Much has been written about the importance and impact of the concept musical. Drama theorist and critic Kathryn Edney believes that the concept musical "is rarely popular or particularly profitable, although it often garners critical praise, scholarly attention, and a cult following among the musical theater cognoscenti." She postulates that the discrepancies between the concept musical and megamusical are a direct result of the efforts of Sondheim and Lloyd Webber, whose "competing musical and personal styles... polarized fans of this genre. One is not supposed to enjoy both Cats and Company." Likewise considering the relationship between the concept musical and megamusical, Siropoulos finds that the concept musical "is the product of a culture permeated by spectacle... The concept musical's disproportional concentration on the visual aspects of performance goes hand in hand with representational ends, an obligation to represent, however obliquely, the external world."

Siropoulos also argues that Prince, over any of his peers, is the true link between the concept musical and megamusical. Prince's work on Company and Evita, in particular, showcase his abilities in directing two distinct styles.
Like the megamusical, [Company] undermines the narrative organization of the musical and foregrounds the visual aspects of the performance. For the staging of Evita, Prince employed and further developed the directorial vocabulary he cultivated in his concept musicals, creating, in the process, the first international megamusical blockbuster.

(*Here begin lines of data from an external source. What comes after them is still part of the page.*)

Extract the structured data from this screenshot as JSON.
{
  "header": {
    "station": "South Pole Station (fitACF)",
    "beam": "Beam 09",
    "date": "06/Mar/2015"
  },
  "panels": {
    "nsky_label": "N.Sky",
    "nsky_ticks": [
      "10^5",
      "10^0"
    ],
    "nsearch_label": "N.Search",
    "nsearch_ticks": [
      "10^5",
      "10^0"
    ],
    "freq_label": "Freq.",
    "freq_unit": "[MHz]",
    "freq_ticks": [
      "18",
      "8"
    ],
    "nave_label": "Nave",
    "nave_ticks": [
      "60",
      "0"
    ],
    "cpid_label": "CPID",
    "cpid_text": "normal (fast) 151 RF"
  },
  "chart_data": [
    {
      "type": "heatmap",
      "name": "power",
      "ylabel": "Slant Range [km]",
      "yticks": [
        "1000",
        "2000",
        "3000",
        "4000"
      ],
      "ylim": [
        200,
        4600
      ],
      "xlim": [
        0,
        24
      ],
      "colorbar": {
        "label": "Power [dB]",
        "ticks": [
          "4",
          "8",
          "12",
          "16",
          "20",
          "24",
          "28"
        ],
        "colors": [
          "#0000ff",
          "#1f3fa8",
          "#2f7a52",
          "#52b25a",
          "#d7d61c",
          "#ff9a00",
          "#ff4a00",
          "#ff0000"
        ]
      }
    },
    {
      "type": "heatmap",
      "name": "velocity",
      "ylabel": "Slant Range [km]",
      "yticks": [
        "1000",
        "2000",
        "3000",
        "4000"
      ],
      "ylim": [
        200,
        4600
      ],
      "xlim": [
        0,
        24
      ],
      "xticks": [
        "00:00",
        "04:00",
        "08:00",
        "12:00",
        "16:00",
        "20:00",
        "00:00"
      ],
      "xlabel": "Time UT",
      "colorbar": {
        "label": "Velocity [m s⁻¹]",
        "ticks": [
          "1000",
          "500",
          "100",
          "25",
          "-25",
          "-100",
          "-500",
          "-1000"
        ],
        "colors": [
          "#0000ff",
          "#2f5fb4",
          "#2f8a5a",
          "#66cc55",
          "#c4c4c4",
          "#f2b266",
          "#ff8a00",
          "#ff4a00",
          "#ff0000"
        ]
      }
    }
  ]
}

In a sense, Prince can be considered the father of both the concept musical and the megamusical, linking, in this way, two forms of musical theatre: one of the most critically acclaimed with the one that has generally been considered as an anomaly and aberration in the history of the twentieth-century musical theatre.
— Vagelis Siropoulos, Evita, the Society of the Spectacle and the Advent of the Megamusical

Dramaturg Scott McMillin argues that the concept musical built upon the theories of Rodgers and Hammerstein to bring the genre into the modern era, allowing the musical to become "arguably the major form of drama produced so far in America."
The age of the concept musical carried this advance in book-and-number formatting to the point that there is virtually nothing that cannot be imagined an effective topic for a musical. The ferment of ideas behind the concept show combines innovation with a strict sense of the musical’s history (the revue as called to life in Follies), the musical’s procedures (the audition and rehearsals of A Chorus Line), and the musical’s relationships to other forms of theatre (the kabuki methods in Pacific Overtures). The past and the future of the theatre are at issue in the best of them.
— Scott McMillin, The Musical as Drama

Theatre historian John Bush Jones argues that the concept musical undermines the role of the traditional musical as a narrative medium, proposing that the term 'concept musical' is "too broad to be of much value," suggesting instead the term 'fragmented musical'.